From molecular mechanisms to ecological relevance

With her new Max Planck Fellow Group “Signaling Dynamics”, Ute Hellmich will extend this work toward organismal and ecological contexts. The group will focus on how insects perceive temperature—an essential factor for their adaptation to different climates and their interactions with pathogens.

This research addresses a fundamental challenge: cells are constantly exposed to multiple signals simultaneously. These signals can amplify or counteract each other, making cellular decision-making highly complex. Understanding how such polymodal signals are integrated remains one of the key open questions in molecular biology.
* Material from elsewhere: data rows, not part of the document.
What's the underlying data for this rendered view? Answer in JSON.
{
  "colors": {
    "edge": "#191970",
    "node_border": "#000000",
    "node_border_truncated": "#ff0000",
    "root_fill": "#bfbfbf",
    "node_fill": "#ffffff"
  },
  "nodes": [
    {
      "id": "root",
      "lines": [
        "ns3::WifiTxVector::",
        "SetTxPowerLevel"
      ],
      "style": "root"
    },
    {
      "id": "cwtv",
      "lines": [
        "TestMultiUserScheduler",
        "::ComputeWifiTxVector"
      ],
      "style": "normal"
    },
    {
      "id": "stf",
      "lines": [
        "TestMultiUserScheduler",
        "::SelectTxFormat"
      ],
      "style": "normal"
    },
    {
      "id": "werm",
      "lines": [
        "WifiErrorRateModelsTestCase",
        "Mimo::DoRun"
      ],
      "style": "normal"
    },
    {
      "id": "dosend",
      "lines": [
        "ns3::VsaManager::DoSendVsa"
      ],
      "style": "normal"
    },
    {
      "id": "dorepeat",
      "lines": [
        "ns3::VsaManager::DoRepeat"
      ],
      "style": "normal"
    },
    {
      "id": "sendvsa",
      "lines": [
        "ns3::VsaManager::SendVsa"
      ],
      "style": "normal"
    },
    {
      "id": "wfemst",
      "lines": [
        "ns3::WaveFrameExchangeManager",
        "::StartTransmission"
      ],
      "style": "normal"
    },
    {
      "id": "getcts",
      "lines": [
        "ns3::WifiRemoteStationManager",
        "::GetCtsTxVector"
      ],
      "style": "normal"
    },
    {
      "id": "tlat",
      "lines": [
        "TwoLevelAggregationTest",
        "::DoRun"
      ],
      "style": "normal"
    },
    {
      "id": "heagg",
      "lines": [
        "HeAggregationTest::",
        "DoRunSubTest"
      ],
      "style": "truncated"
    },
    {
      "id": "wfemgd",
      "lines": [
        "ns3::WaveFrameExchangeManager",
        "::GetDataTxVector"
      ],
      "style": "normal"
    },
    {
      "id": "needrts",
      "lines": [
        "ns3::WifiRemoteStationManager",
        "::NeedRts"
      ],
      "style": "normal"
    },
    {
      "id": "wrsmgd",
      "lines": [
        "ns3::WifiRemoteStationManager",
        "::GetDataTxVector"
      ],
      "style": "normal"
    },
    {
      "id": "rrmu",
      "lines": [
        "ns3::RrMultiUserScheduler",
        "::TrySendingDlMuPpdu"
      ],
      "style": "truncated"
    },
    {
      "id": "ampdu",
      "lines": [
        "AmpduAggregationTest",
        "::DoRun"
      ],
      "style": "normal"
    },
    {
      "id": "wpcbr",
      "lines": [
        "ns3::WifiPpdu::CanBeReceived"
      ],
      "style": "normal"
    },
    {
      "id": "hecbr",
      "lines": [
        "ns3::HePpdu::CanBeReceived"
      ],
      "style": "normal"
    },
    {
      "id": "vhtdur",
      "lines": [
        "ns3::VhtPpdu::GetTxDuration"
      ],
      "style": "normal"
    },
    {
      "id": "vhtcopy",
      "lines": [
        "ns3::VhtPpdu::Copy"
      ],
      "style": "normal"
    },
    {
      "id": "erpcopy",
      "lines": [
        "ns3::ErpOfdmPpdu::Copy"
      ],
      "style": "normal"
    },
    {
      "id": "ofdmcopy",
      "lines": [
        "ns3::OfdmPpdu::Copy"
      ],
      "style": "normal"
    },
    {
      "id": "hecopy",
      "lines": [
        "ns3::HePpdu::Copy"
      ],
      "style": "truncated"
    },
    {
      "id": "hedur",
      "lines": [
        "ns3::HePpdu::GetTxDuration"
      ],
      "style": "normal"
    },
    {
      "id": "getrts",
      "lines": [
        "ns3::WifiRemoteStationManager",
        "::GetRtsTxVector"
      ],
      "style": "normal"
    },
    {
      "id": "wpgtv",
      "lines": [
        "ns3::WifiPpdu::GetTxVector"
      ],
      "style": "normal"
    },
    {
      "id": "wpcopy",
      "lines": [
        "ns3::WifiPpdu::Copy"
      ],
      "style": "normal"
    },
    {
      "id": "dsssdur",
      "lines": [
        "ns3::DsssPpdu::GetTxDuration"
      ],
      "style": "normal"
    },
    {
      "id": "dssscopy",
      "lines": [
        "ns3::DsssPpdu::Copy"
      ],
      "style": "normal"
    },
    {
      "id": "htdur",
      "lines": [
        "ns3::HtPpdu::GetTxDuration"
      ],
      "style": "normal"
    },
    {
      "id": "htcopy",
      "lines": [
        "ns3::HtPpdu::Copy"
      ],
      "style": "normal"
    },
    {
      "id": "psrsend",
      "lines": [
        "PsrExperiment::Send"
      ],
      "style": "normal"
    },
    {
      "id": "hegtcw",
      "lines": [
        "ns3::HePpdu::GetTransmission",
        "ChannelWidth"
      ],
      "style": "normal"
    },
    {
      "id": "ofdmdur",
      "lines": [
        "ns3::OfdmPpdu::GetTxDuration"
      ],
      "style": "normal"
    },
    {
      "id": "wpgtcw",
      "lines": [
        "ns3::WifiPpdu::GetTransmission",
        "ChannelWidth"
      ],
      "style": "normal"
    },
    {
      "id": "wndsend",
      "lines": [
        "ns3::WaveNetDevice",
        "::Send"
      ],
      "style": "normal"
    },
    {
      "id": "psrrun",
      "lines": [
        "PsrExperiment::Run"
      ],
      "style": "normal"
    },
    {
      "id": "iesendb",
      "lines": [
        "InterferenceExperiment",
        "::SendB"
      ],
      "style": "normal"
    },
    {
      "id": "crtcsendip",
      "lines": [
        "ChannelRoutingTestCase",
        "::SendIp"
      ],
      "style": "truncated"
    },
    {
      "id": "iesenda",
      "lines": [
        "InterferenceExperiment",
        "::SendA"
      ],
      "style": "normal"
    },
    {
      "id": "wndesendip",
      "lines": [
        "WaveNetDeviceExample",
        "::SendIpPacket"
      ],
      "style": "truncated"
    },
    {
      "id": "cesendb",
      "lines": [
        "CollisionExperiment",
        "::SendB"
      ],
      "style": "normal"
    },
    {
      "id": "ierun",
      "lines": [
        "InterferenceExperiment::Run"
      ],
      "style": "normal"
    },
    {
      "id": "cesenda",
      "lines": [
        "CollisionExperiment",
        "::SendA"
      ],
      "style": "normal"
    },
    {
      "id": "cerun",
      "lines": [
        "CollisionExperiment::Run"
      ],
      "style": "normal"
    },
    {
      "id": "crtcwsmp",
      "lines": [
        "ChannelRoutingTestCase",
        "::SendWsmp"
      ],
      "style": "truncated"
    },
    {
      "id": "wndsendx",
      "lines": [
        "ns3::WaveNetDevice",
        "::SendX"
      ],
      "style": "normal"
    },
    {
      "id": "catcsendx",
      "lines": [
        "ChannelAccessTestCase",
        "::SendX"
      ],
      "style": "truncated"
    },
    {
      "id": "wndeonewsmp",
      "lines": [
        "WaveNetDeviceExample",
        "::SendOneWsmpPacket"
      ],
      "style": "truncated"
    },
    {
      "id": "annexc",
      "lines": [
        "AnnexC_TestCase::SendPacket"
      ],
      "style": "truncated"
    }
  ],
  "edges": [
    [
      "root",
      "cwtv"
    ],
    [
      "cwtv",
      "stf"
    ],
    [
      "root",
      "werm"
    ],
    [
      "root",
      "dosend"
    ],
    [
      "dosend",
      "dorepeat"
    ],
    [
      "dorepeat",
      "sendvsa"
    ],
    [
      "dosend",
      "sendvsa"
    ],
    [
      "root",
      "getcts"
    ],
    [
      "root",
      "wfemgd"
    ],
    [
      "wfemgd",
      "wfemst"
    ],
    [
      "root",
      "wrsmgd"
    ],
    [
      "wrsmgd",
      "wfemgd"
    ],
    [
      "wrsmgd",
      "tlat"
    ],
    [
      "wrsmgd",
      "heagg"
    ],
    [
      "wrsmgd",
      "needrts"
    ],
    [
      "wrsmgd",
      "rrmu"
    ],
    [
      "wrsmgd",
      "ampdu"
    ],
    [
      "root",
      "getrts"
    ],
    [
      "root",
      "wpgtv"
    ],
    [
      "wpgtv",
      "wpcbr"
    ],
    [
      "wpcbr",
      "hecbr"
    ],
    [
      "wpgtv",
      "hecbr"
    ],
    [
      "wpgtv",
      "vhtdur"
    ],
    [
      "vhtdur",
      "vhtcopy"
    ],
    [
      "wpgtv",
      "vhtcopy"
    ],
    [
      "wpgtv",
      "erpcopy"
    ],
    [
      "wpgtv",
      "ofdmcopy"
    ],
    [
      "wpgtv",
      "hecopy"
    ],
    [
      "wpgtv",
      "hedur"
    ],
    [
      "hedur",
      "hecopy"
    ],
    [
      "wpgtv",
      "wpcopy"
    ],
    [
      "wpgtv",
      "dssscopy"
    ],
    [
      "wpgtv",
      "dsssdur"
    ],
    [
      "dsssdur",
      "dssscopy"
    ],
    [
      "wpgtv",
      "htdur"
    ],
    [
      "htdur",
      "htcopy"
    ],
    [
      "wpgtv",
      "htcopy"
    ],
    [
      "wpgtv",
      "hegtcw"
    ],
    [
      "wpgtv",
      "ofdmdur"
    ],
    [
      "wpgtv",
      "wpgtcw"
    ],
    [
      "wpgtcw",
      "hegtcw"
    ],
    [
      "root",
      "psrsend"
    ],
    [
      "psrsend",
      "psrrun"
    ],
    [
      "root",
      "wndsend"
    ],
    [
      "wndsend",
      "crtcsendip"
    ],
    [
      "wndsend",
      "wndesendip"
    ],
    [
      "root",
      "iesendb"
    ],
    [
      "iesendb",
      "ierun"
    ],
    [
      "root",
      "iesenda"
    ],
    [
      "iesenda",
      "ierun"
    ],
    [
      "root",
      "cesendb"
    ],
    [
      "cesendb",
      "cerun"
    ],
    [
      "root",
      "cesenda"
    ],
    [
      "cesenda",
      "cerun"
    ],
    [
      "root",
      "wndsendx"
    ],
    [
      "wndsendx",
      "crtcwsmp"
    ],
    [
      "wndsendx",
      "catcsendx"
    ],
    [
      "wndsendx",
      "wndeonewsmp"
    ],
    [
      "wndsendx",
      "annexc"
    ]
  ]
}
Bridging disciplines to understand complex systems

By combining expertise in structural biology, biophysics, and molecular signaling with research on insect behavior and host–microbe interactions at the Max Planck Institute, the new group aims to link molecular processes to organismal function.

This interdisciplinary approach aligns closely with the mission of the Cluster of Excellence “Balance of the Microverse”: to understand how interactions across biological scales shape the stability and dynamics of complex living systems.

Ute Hellmich’s Max Planck Fellowship strengthens these efforts and opens new perspectives for connecting molecular mechanisms with ecological and evolutionary processes.